Hume further explores the third principle which is the principle of Cause and Effect to answer many questions. While the third principle of association is essential in understanding Hume's philosophy, he goes further into dividing knowledge into two classes:
1. Relation of Ideas
This type of knowledge as Hume calls it, is either intuitively certain or it is demonstrable. There is a relation between ideas in a formal sense. Example includes mathematical propositions, laws, equations. The truth lies in the relation between ideas. For Hume however, this type of knowledge has no existential implications. It doesn't teach about the world rather it can be used as a vocabulary in talking about the world. For Hume, the algebraic equations or the geometrical principles have no real world application even though they are mathematical correct and consistent.
2. Matters of Fact
Contrary to the relation between ideas, the matters of fact knowledge has existential implications and according to Hume, there is no logical basis for it because if I press Y key on my keyboard then it is logically possible that a picture of basketball will appear in the desktop screen. Even though we have never observed this, it isn't logically constrained. The matters of fact knowledge is the result of our experience, impressions and perception. You know for a fact that there is a flower in front of you when you see it.
Constant Conjunction
According to Hume, Cause and Effect is not a priori knowledge (known before experience), rather it is just constant conjunction. Every time I release a pen I know for certain that it will fall and how do I know that? Because it has happened before. I have seen before that the action of releasing a pen causes it to fall. How do I know that eating Momo will satisfy my hunger? I know this because whenever I eat Momo, it satisfies my hunger. The cause 'eating Momo' and the effect 'hunger satisfaction' is nothing but constant conjunction. The current experience of cause and effect is the product of constant conjunction. One event follows the other.
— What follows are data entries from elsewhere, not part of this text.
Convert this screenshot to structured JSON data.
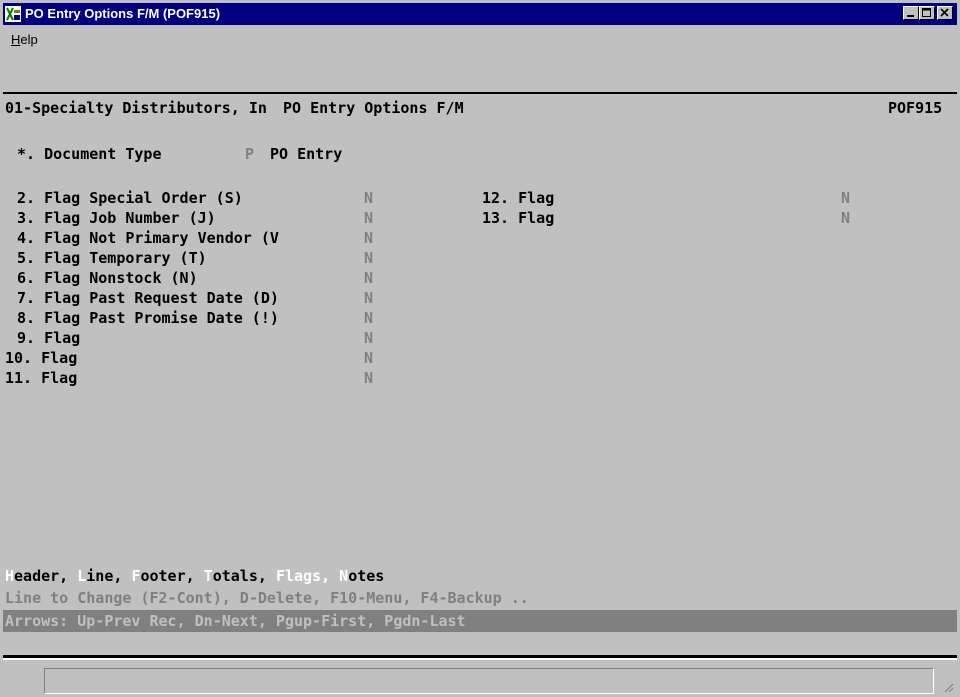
{
  "window": {
    "title": "PO Entry Options F/M (POF915)",
    "menu": {
      "help_prefix": "H",
      "help_rest": "elp"
    }
  },
  "screen": {
    "company": "01-Specialty Distributors, In",
    "screen_title": "PO Entry Options F/M",
    "program": "POF915",
    "doc_type": {
      "label": "*. Document Type",
      "code": "P",
      "desc": "PO Entry"
    },
    "left_flags": [
      {
        "label": "2. Flag Special Order (S)",
        "value": "N"
      },
      {
        "label": "3. Flag Job Number (J)",
        "value": "N"
      },
      {
        "label": "4. Flag Not Primary Vendor (V",
        "value": "N"
      },
      {
        "label": "5. Flag Temporary (T)",
        "value": "N"
      },
      {
        "label": "6. Flag Nonstock (N)",
        "value": "N"
      },
      {
        "label": "7. Flag Past Request Date (D)",
        "value": "N"
      },
      {
        "label": "8. Flag Past Promise Date (!)",
        "value": "N"
      },
      {
        "label": "9. Flag",
        "value": "N"
      },
      {
        "label": "10. Flag",
        "value": "N"
      },
      {
        "label": "11. Flag",
        "value": "N"
      }
    ],
    "right_flags": [
      {
        "label": "12. Flag",
        "value": "N"
      },
      {
        "label": "13. Flag",
        "value": "N"
      }
    ],
    "sections": {
      "header_first": "H",
      "header_rest": "eader,",
      "line_first": "L",
      "line_rest": "ine,",
      "footer_first": "F",
      "footer_rest": "ooter,",
      "totals_first": "T",
      "totals_rest": "otals,",
      "flags": "Flags,",
      "notes_first": "N",
      "notes_rest": "otes"
    },
    "prompt": "Line to Change (F2-Cont), D-Delete, F10-Menu, F4-Backup ..",
    "status": "Arrows: Up-Prev Rec, Dn-Next, Pgup-First, Pgdn-Last"
  }
}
People associate cause and effect with causal force or necessary connection. In fact, the very idea of necessary connection is nothing but constant conjunction. We observe things happening in succession, we see a cause and a effect and we imply that there is a causal necessity or a connection between cause and effect. But according to Hume, the cause is not actually forcing the output of effect, it is just that when an event 'a' happens then 'b' follows, like hunger satisfaction follows eating Momo and because the same effect follows the same cause again and again, we assign that there is a necessary connection between these two and Hume says that, it is nothing but constant conjunction. Hume also goes forward and says that the beliefs that people acquire are also due to constant conjunction. He says that because we observe events happening in constant conjunction, we develop a habit, a custom or an expectation for those things and that is nothing but beliefs.
Is and Ought problem
The fact that we make moral judgements based on real world's facts constitutes the 'Is-Ought' problem. According to Hume, what happens in the real world shouldn't influence the morality of act. For example, we know that stealing is illegal so we ought not to steal. But why? How have we reached this conclusion? How does a fact like 'Stealing is illegal' tell us what we ought to do? How does our moral values derive from non moral natural facts? Just because something is a particular way doesn't mean it ought to be that way. According to Hume, there exists a gap between facts and values.
Hume's Theory of Morality
According to John Locke, moral knowledge is demonstrative knowledge (Relation of Ideas) like Math. He disagrees with Locke's ethics. He also disagrees with 'Natural Law' ethics which says that moral knowledge is inherent in people. Hume strongly refuses the rationalist approach to moral judgements according to which the basis of moral judgement is reason, which is a priori knowledge. But Hume says that reason is needed to discover the facts of any situation but it alone is insufficient to yield a moral judgement. For Hume there is no moral judgements but only moral feelings. Hume is an utilitarian ethical philosopher so the goodness of the act is determined by the increase in overall utility( happiness, satisfaction). Hume sides with the Moral Sense theorists who say that moral knowledge is an emotional responsiveness manifesting itself in approval or disapproval. According to it, when we see a virtuous act we sense a calm, pleasant feeling which is the feeling of approval and when we see hideous act we sense a violent, unpleasant and painful feeling which is the feeling of disapproval. But why do we have these sense of approval and disapproval? Hume says that it is because we are the kinds of creatures we have with the dispositions we have for pain ad pleasure. Moral requirements are natural but some are the product of convention. According to Hume, we are both selfish and humane. To convict someone of bad actions, it is not enough that the action be morally reprehensible, we must impute the badness of the act to the agent. Sometimes bad acts a re done by accident. When the act is caused by the passion or trait of character in the agent then he is to blame for it.
Skepticism (Problem of Induction)
Hume says that any knowledge gained from 'Inductive reasoning' cannot be true knowledge. Inductive knowledge are the knowledge in which if the premises are true we are likely to reach a probable conclusion. We have to experience to confirm Inductive knowledge. This follows from the idea of constant conjunction. According to Hume, what we know are the things we experience at present. Our past experience doesn't tell us anything about future experience. For example, yesterday the sun rose from the east so it is likely that it will rise from the east today too because we have always seen it rising from the east, but we don't know it for certain. It is logically possible that you wake up tomorrow and the sun will rise from west. So we lack information about what will happen in future. We have no exact idea about what will happen even at present as all we can do is just experience the events. We can only derive probable conclusions based on previous knowledge. There is no any necessary connections. This implies that we know nothing about the world. So this puts us in a constant state of skepticism, doubting our knowledge about the world.
Hume on God
Hume's view on religion is skeptical and natural and that feature is prominently seen in Treatise of Human Nature . But he really talks about religion in Natural History of Religion (1957) and Dialogues Concerning Natural Religion (1779).
Hume says that the idea of god is like a blind man's idea of fire, he lacks any positive idea about it and only knows it because he feels the warmth. For Hume to have an idea, there must be an impression and if there is no impression then the idea is almost insignificant. In case of god we lack relevant impressions of it. The idea of god is abstract so any conclusions can be made, the good is existent and also equally non existent.